Midden, Rossbehy, Co. Kerry
Co. Kerry |
Settlement Sites
Beneath more than a metre of sand on the eastern flank of Rossbehy Spit, a compact spread of shells and scorched earth preserves the remnants of meals eaten long ago.
A midden, essentially a refuse deposit left by people who gathered and cooked shellfish at the shoreline, this one measures just under nine metres by less than four, and averages only twenty centimetres in depth. Small as that sounds, it contains a considerable record: two distinct areas of burning, evidenced by blackened sand, fire-shattered stones, and charcoal, suggest repeated use of the site for cooking rather than a single episode of activity. An annular ring and a small number of iron nails recovered from the surface complicate any straightforward reading of the deposit's age, hinting at at least some activity during historical rather than prehistoric times.

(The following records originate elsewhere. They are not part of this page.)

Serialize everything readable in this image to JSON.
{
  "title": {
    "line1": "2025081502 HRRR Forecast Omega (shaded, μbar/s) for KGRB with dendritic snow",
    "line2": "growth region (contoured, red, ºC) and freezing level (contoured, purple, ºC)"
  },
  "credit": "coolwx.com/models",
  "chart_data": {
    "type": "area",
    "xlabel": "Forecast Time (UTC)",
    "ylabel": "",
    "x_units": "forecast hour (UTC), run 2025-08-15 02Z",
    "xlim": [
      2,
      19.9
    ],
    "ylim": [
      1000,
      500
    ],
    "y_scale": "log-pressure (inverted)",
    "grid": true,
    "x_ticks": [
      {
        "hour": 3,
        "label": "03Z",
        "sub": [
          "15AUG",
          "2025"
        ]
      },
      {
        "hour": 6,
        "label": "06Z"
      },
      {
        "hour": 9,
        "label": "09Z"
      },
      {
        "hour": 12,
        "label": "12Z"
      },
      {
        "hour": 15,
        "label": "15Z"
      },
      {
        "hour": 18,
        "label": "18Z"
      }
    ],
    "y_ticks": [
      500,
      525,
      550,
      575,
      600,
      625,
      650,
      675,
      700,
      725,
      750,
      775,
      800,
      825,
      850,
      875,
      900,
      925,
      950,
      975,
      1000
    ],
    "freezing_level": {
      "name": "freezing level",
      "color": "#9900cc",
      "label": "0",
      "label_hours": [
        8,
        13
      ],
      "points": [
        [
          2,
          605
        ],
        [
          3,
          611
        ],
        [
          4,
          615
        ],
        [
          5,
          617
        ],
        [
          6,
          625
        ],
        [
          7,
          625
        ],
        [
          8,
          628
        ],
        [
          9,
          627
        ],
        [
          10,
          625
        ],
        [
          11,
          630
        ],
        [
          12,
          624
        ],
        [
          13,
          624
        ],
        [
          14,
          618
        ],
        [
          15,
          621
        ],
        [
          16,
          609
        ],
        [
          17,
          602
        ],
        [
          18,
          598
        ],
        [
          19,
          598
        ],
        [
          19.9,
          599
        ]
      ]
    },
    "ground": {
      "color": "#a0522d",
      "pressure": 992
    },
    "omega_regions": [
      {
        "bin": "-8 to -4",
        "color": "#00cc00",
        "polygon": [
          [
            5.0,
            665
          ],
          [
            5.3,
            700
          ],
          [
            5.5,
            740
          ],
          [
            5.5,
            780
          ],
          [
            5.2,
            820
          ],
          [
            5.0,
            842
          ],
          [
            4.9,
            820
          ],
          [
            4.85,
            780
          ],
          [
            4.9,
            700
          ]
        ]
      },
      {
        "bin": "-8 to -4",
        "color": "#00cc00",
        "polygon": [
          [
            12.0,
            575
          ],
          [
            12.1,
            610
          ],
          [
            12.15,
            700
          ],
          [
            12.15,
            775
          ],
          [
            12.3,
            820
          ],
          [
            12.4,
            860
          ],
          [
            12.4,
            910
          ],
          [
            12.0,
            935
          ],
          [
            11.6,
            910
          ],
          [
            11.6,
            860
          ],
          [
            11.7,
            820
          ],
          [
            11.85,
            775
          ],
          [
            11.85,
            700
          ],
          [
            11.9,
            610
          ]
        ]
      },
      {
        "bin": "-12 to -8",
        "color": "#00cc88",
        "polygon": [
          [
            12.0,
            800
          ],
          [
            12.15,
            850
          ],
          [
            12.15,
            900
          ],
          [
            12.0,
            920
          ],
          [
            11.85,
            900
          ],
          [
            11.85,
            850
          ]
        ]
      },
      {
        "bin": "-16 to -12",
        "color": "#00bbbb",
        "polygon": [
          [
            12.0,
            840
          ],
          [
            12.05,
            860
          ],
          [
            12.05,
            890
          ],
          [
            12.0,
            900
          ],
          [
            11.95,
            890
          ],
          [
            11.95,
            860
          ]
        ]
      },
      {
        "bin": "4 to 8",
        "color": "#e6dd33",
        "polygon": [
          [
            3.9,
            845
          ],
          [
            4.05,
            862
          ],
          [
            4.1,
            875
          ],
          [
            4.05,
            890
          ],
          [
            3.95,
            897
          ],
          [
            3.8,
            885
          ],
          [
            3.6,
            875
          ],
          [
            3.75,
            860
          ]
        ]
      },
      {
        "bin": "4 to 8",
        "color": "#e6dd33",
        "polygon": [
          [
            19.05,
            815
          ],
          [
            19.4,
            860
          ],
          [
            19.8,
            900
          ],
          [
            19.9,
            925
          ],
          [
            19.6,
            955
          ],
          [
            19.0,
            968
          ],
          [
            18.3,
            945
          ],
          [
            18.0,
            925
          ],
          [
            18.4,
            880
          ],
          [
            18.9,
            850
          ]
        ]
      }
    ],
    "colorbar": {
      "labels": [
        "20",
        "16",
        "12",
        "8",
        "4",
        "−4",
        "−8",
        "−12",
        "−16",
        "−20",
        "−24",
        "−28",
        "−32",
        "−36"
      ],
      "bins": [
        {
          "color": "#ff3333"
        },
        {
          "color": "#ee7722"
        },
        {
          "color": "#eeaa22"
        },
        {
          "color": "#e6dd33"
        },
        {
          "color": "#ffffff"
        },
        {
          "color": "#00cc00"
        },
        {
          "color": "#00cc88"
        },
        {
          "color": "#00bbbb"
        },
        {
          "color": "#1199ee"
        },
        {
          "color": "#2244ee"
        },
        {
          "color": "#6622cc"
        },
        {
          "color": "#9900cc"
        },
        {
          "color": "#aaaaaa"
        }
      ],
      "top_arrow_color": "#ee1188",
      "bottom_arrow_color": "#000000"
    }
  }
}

Rossbehy Spit itself is a striking geographical feature, an irregularly shaped promontory roughly four kilometres long and up to three quarters of a kilometre wide, projecting northwards into Dingle Bay on the Iveragh Peninsula in south Kerry. The midden sits close to the north-western end of a sea-wall that dates to the mid-nineteenth century, which places it in a landscape that was already being managed and engineered within living memory of its exposure. The shellfish content is dominated by cockles, but oysters, mussels, periwinkles, whelks, and barnacles also feature, a mixture that reflects the varied intertidal resources available along this stretch of coastline. Interspersed throughout the deposit are mostly small pebbles, alongside a number of larger, flatter stones averaging roughly twenty by fifteen centimetres, which may have been used as rudimentary cooking surfaces or hearth linings. The deposit lies buried under one and a half metres of accumulated sand dune, which is itself part of what makes the spit archaeologically interesting: the dunes both conceal and, in places, expose what lies beneath, depending on how wind and tide reshape them over time.